Im Zuge des MDK-Reformgesetzes, das zum 1. Januar 2020 in Kraft getreten ist, entfällt die bisherige Begrenzung der studentischen Pflichtversicherung zum 14. Fachsemester. Der bisherige Übergangstarif in der freiwilligen Versicherung, der "Examenstarif", wird dafür ersatzlos gestrichen. Damit gelten für gesetzlich versicherte Studierende, die keine Gründe für die Verlängerung der studentischen Pflichtversicherung vorbringen können, nach Vollendung des 30. Lebensjahrs im Anschluss direkt die regulären Beiträge zur freiwilligen Versicherung.

In der gesetzlichen freiwilligen Versicherung gilt für Studierende ein Mindestbeitrag für die Pflegeversicherung von monatlich 32,38 Euro bzw. 35,04 Euro für Kinderlose ab 23 Jahren. Zusammen mit dem angepassten Mindestbeitrag für die Krankenversicherung (ohne Krankengeldanspruch) von 148,63 Euro (plus ggf. kassenabhängigem Zusatzbeitrag) steigt also der monatliche Mindestbeitrag in die freiwillige Kranken- und Pflegeversicherung für Studierende auf insgesamt mindestens 181,06 Euro bzw. 183,72 Euro für Kinderlose ab 23 Jahren plus ggf. Zusatzbeitrag. Wer Einnahmen oberhalb der neuen Mindestbemessungsgrundlage von 1.061,67 Euro erzielt, zahlt entsprechend höhere Beiträge.

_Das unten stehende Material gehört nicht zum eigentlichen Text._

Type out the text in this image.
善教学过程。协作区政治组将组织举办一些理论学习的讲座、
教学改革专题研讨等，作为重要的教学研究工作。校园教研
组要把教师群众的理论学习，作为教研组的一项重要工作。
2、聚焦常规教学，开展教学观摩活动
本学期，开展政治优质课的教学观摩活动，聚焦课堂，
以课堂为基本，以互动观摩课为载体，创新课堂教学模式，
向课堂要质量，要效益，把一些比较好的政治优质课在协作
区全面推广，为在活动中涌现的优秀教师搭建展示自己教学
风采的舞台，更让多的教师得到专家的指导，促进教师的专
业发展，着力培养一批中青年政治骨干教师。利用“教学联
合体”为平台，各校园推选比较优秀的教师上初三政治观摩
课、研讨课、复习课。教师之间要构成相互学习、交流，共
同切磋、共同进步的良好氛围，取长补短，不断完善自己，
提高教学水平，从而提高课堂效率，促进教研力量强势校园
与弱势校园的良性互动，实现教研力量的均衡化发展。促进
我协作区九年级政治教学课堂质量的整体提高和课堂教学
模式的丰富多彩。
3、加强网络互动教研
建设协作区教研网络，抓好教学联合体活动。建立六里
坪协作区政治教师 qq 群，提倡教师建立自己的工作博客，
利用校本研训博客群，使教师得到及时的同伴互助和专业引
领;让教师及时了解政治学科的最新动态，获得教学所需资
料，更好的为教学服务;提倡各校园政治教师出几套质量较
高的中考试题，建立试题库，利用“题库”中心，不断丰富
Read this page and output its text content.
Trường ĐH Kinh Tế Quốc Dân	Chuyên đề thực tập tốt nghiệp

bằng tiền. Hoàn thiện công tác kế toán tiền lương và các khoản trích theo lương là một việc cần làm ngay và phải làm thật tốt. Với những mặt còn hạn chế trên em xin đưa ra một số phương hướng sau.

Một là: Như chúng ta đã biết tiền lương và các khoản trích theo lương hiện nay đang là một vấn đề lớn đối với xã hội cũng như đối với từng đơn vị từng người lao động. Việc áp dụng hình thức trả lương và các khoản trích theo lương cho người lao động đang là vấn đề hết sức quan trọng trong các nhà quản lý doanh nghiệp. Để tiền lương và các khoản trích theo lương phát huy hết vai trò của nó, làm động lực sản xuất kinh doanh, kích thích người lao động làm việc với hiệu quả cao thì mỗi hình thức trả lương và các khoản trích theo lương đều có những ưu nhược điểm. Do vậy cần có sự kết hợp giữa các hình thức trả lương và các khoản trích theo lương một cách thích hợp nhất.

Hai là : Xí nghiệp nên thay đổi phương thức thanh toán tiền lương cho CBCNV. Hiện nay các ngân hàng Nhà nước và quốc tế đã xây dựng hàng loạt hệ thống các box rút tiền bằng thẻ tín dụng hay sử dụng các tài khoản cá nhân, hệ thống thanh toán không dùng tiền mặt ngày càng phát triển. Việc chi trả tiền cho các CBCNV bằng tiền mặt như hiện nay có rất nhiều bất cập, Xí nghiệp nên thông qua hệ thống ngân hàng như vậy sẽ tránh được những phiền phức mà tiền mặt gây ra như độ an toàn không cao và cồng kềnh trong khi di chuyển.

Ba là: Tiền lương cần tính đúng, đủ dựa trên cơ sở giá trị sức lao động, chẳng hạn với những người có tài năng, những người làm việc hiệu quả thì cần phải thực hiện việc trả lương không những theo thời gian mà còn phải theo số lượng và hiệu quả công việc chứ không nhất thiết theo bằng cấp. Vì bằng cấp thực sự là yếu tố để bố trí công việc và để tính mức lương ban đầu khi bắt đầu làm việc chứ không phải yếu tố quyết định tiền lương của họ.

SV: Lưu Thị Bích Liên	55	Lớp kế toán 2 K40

Für Studierende, die hauptberuflich selbstständig sind und ein geringes Einkommen haben, kann auf entsprechenden Antrag hin die gleiche Mindestbeitragsbemessungsgrundlage angewandt werden, sodass der Mindestbeitragssatz in der Kranken- und Pflegeversicherung (ohne Krankengeldanspruch) ebenfalls bei monatlich 181,06 Euro bzw. 183,72 Euro für Kinderlose ab 23 Jahren plus ggf. kassenabhängigem Zusatzbeitrag liegt.

Der Faktor F zur Berechnung der Sozialversicherungsbeiträge im Übergangsbereich ändert sich auf 0,7547. Diese Änderung wird zum Januar in unserem Übergangsbereichsrechner berücksichtigt. Den bis 30. Juni 2019 geltenden Gleitzonenrechner gibt es nicht mehr.
Weitere Infos auf tinyurl.com/BAMS-Rechengroessen

ALG II und Sozialgeld
Die Regelsätze wurden zum Januar 2020 erhöht, künftig haben Alleinstehende bzw. Alleinerziehende einen Regelbedarfsanspruch von 432 Euro im Monat. In Bedarfsgemeinschaften erhöht sich der Regelsatz auf 389 Euro pro Partner_in. Daraus leiten sich leicht erhöhte Mehrbedarfsleistungen nach § 27 SGB II für Studierende ab, da diese in der Regel prozentual an die jeweiligen Regelsätze gekoppelt sind. Die Sozialgeldsätze für Kinder zwischen 6 und 13 Jahre steigen auf 308 Euro im Monat, die für Jugendliche von 14 bis 18 Jahre auf 328 Euro im Monat. Die Sätze für Kinder bis 6 Jahre steigen auf 250 Euro im Monat.

Wohngeld
Die von der Bundesregierung beschlossene Wohngeldreform tritt zum 1. Januar 2020 in Kraft. Da die Berechnung sehr komplex ist und die zu berücksichtigenden Mietsätze regional gestaffelt sind, können wir leider keine konkreten Zahlen nennen. Durch die Reform sollen aber deutlich mehr Haushalte Anspruch auf Wohngeld bekommen und der Mietzuschuss erhöht werden.